UNHCR coordinates efforts to provide shelter, food and water for thousands of Karen refugees who have crossed into Thailand to escape fighting in Myanmar.
9 November 2010
A group of refugees from Myanmar sit in a pick-up truck near Mae Sot on Tuesday.

BANGKOK, Thailand, November 9 (UNHCR) - The UN refugee agency is coordinating efforts to provide shelter, food and water for thousands of refugees who have crossed into northern Thailand to escape fighting between ethnic Karen rebels and Myanmar government troops.

UNHCR mobilized on Monday, at the request of the Thai authorities, to help an estimated 15,000 Karen refugees who started pouring across the Moei River into Thailand early in the morning on foot and on inner tubes.

Some told UNHCR staff they felt their lives were at risk after their houses were attacked, while others said they fled the sound of fighting. Many collected their children from school and fled with only the clothes on their back. At first only women and children were crossing, but later Monday more men arrived. Among the new arrivals are mothers with newborn babies.
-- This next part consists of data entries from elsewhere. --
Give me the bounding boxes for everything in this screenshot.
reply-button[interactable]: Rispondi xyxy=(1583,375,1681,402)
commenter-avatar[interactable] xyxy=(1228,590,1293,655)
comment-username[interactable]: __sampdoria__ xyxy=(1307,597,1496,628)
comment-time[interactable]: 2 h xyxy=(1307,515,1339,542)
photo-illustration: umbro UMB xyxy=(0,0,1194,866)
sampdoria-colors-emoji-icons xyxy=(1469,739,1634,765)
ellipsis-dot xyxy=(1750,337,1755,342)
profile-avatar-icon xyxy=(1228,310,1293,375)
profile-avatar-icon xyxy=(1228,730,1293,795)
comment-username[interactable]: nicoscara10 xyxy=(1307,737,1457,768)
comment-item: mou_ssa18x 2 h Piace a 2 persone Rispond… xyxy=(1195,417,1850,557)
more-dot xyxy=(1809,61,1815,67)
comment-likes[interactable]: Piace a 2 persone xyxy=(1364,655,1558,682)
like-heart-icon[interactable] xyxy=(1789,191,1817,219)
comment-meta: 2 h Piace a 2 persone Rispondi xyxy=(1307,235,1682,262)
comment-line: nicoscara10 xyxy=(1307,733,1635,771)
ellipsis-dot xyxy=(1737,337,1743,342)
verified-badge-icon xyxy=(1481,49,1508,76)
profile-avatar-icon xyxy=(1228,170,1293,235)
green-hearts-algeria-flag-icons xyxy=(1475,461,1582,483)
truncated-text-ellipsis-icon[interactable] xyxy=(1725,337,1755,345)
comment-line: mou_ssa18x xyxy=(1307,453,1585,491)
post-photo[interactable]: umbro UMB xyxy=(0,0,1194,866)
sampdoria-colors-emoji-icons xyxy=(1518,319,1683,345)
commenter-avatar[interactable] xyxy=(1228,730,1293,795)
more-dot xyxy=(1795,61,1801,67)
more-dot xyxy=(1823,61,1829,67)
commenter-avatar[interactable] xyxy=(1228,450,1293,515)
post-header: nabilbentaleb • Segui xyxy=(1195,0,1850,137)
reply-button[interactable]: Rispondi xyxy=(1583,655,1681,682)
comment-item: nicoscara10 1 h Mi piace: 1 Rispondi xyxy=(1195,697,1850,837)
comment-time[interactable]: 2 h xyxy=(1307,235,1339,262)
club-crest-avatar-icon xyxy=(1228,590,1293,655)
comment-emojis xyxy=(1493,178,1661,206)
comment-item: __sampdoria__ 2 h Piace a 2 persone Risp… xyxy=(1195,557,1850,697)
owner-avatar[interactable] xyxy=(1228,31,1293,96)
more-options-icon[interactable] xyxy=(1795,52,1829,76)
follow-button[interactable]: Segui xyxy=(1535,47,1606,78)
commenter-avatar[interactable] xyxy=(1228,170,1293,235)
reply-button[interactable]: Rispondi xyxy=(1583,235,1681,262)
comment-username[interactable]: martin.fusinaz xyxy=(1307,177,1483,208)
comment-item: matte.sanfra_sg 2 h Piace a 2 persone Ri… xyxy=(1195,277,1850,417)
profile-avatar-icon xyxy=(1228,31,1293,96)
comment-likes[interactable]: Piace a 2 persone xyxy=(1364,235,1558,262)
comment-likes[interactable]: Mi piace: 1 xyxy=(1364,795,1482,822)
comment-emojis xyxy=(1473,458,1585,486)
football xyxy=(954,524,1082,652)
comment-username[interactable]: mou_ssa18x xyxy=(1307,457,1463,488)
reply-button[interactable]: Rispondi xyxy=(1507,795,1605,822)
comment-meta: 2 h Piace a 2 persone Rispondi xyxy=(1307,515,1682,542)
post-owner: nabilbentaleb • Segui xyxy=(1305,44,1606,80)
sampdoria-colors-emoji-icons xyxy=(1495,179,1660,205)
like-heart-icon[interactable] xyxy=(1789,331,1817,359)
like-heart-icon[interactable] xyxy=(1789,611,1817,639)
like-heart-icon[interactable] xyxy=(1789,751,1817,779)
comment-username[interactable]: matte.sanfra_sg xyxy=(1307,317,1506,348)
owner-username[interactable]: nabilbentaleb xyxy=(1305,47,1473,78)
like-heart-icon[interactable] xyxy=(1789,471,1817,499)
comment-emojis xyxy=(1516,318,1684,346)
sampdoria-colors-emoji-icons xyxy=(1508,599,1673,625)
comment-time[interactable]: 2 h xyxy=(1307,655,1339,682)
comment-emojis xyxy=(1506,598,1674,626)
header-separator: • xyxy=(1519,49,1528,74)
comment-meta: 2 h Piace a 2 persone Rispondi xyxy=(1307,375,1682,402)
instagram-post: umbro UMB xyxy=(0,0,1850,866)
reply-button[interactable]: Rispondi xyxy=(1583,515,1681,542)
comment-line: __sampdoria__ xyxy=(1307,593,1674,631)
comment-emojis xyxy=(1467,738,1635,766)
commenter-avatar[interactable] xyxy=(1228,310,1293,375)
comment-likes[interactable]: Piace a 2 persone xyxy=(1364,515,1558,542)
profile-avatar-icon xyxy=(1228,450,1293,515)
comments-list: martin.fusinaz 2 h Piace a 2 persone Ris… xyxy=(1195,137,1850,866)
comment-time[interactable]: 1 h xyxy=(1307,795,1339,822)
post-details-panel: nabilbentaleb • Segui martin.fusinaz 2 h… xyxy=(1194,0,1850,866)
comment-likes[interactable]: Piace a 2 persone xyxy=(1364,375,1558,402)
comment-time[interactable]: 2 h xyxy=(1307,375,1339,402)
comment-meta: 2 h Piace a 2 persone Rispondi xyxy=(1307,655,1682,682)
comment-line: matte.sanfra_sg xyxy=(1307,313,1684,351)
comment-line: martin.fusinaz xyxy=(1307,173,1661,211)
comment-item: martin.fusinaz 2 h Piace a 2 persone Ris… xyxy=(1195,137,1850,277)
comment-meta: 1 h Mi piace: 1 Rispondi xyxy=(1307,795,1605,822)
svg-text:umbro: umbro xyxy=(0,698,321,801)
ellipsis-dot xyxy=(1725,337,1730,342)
After hearing that the fighting had apparently ended, almost all the refugees walked back to Myanmar across the Friendship Bridge on Tuesday afternoon and UNHCR staff confirmed only about 200 spent Tuesday night at the evacuation site in Mae Sot.

The new refugees gathered at two locations on the Thai side, but the International Organization for Migration (IOM) and the Thai military moved them late Monday to a site near Mae Sot airport. There were indications it might be too small to hold the swelling numbers.
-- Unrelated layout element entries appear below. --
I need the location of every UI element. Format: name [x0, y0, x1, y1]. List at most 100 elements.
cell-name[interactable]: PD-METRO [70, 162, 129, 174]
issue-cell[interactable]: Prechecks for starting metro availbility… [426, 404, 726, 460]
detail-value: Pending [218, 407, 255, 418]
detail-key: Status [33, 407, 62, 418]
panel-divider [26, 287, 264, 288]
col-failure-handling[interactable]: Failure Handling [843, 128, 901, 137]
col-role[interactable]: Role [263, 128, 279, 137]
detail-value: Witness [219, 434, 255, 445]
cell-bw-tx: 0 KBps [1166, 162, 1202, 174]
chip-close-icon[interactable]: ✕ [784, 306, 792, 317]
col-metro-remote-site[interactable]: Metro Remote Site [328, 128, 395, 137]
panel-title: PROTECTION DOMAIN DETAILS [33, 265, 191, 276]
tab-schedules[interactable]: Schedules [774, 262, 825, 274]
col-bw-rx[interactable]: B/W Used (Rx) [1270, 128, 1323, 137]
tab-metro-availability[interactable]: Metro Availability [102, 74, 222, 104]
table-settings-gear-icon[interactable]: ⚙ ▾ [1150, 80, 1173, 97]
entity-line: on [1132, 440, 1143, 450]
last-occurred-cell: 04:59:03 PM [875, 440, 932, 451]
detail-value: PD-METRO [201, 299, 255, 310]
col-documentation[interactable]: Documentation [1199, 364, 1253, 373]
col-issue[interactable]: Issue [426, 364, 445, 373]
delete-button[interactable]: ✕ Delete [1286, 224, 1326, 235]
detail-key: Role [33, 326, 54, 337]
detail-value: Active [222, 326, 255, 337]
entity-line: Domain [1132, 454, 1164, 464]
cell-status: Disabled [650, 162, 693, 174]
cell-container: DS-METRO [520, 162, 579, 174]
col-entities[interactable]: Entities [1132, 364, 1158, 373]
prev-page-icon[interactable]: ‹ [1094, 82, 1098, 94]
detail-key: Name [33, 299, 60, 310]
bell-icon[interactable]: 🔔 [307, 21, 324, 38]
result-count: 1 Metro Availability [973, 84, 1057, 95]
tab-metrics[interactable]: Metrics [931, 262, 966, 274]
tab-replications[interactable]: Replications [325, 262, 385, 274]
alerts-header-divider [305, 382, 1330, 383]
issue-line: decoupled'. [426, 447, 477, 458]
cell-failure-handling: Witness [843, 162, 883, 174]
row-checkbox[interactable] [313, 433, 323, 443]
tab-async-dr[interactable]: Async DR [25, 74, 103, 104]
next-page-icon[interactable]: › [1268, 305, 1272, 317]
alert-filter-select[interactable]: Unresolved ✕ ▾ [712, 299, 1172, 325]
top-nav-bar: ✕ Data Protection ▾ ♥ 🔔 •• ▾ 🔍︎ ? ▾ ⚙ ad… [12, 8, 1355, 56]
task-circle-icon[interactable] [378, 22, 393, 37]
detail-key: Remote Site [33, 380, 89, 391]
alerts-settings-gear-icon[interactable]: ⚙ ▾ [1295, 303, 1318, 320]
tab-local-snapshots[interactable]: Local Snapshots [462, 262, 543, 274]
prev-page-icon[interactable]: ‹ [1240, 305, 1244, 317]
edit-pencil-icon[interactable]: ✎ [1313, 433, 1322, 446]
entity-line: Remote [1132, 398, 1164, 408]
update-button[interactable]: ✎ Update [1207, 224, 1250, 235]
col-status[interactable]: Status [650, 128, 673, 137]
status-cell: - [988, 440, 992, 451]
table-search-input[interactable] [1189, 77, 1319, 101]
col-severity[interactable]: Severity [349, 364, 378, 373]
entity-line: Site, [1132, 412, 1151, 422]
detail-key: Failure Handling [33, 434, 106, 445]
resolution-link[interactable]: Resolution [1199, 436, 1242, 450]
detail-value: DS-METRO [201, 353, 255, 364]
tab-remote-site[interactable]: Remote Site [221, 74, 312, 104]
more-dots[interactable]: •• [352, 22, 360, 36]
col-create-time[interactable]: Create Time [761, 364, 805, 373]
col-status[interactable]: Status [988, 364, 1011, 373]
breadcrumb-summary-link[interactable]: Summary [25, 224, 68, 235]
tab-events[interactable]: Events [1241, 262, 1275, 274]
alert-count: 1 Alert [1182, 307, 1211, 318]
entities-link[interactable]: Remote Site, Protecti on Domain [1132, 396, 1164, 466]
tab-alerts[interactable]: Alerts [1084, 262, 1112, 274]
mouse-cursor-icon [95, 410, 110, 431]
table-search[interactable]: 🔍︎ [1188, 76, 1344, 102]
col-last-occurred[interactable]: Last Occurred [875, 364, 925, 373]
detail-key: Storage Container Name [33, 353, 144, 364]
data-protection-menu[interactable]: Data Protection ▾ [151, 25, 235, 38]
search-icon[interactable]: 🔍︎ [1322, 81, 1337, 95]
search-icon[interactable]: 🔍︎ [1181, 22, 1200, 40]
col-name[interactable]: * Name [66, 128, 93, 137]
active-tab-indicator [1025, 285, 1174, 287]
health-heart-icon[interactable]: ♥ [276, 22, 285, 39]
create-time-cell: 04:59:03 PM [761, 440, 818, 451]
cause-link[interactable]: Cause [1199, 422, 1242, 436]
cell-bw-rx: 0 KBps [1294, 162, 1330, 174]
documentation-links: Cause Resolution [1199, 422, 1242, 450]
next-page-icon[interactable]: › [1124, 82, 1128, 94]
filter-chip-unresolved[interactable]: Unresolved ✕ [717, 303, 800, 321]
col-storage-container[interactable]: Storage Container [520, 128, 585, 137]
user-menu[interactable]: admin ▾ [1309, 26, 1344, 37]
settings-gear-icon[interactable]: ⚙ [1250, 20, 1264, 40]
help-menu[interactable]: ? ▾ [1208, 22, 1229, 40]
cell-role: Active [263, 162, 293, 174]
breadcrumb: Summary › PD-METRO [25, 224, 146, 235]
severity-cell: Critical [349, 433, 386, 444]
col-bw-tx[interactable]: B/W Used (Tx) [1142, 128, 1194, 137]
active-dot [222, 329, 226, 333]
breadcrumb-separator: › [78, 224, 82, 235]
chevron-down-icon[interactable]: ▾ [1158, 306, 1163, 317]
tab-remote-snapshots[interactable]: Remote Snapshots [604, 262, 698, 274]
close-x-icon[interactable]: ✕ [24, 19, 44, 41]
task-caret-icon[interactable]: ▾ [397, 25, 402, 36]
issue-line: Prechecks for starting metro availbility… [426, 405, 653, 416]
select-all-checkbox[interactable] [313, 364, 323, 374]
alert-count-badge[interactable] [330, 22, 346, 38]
"We emptied our warehouse in Mae Sot to provide 90 tents, which Thai authorities and the refugees themselves erected in the evening. Today, UNHCR plastic sheeting is being put up to provide more shelter," a spokesman for the refugee agency said. The Thailand-Burma Border Consortium, which normally distributes food and shelter to 152,000 registered and unregistered refugees in camps along Thailand's border with Myanmar, provided food.

The French humanitarian organization Solidarités worked overnight to build 50 latrines and install tanks for drinking water, and Thai border guards provided medical help. Other non-governmental organizations involved in the relief efforts include Aide Médicale Internationale, the International Rescue Committee, Jesuit Refugee Services and the Thai Catholic refugee aid agency, COERR. All these NGOs normally work in three refugee camps near Mae Sot.
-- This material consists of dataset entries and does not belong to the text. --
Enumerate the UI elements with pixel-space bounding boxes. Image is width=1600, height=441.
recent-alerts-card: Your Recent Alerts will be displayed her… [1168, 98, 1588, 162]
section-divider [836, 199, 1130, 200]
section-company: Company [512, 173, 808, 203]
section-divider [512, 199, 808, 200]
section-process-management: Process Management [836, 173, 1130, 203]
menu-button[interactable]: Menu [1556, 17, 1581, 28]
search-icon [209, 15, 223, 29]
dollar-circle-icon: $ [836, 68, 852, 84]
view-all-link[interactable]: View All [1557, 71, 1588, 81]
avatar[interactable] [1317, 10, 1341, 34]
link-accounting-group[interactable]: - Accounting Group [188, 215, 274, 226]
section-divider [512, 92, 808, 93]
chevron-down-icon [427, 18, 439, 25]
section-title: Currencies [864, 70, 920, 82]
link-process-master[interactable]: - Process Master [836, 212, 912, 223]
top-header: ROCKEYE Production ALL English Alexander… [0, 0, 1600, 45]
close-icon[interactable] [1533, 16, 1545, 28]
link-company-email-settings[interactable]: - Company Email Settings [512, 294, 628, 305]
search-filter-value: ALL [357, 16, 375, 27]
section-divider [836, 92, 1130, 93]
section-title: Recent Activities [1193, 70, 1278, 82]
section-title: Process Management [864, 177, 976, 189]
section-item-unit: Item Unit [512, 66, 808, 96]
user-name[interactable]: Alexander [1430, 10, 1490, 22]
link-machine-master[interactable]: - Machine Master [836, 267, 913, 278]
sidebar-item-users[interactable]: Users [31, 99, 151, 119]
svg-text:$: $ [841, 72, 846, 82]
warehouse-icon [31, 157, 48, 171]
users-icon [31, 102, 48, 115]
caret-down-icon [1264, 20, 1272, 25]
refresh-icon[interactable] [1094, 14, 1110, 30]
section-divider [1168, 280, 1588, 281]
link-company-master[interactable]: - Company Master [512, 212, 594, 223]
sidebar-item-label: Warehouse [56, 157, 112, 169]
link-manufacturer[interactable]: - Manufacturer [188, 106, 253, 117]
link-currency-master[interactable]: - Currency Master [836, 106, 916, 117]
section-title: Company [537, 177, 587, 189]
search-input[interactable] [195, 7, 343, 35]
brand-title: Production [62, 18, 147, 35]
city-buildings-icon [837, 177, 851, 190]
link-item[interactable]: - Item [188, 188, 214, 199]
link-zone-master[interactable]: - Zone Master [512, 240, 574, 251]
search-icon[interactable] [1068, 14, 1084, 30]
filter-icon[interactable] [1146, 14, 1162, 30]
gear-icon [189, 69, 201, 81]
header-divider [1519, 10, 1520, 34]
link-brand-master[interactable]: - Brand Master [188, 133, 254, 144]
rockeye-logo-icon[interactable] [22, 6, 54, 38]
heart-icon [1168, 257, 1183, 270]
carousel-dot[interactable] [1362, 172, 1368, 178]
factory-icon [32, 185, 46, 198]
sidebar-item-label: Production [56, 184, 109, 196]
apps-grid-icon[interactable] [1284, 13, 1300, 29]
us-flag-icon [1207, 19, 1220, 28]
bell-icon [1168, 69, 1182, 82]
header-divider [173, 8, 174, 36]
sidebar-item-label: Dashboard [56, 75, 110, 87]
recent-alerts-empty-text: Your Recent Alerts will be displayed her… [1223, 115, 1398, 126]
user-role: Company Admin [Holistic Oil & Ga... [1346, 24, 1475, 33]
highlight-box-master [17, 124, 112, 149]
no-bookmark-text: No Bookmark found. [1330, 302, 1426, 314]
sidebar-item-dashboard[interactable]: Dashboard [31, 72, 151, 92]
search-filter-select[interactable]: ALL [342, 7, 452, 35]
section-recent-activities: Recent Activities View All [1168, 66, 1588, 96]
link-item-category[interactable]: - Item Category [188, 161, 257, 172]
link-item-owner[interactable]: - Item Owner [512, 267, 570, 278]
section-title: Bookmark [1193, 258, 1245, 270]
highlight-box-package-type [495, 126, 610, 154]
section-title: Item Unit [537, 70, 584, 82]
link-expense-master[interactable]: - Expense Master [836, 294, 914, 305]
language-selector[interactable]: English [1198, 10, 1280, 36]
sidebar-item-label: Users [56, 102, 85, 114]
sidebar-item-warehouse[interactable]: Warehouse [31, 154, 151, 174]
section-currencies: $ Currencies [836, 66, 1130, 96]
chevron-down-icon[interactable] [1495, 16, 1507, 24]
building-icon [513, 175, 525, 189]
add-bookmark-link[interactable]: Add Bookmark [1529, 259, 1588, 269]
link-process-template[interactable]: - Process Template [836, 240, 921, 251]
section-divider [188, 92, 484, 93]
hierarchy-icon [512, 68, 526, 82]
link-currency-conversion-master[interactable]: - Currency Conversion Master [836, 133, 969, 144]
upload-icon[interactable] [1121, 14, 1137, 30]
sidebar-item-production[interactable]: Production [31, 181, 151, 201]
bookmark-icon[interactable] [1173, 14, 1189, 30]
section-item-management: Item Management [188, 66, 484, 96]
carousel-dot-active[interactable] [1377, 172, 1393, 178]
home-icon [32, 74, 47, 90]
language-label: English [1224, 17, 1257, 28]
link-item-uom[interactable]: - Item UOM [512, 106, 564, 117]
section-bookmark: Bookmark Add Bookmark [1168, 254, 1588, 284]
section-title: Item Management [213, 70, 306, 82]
Local people have been pitching in as well, and UNHCR has asked that they coordinate their efforts with the refugee agency to make sure that those who are most in need get helped first. One man delivered 1,000 blankets to the new site, which UNHCR plans to distribute today to the most vulnerable.

"UNHCR staff from our Mae Sot office are at the site again today to monitor the welfare of the new arrivals, and find out more about their needs and why they fled. We are working well with the Thai government and NGOs in coordinating services to the refugees," the spokesman said.

Meanwhile, in Kanchanaburi province west of Bangkok, UNHCR staff are working with the Thai authorities at a school at Three Pagodas Pass to assess the needs of some 3,000 refugees who crossed the border there late Monday and early Tuesday.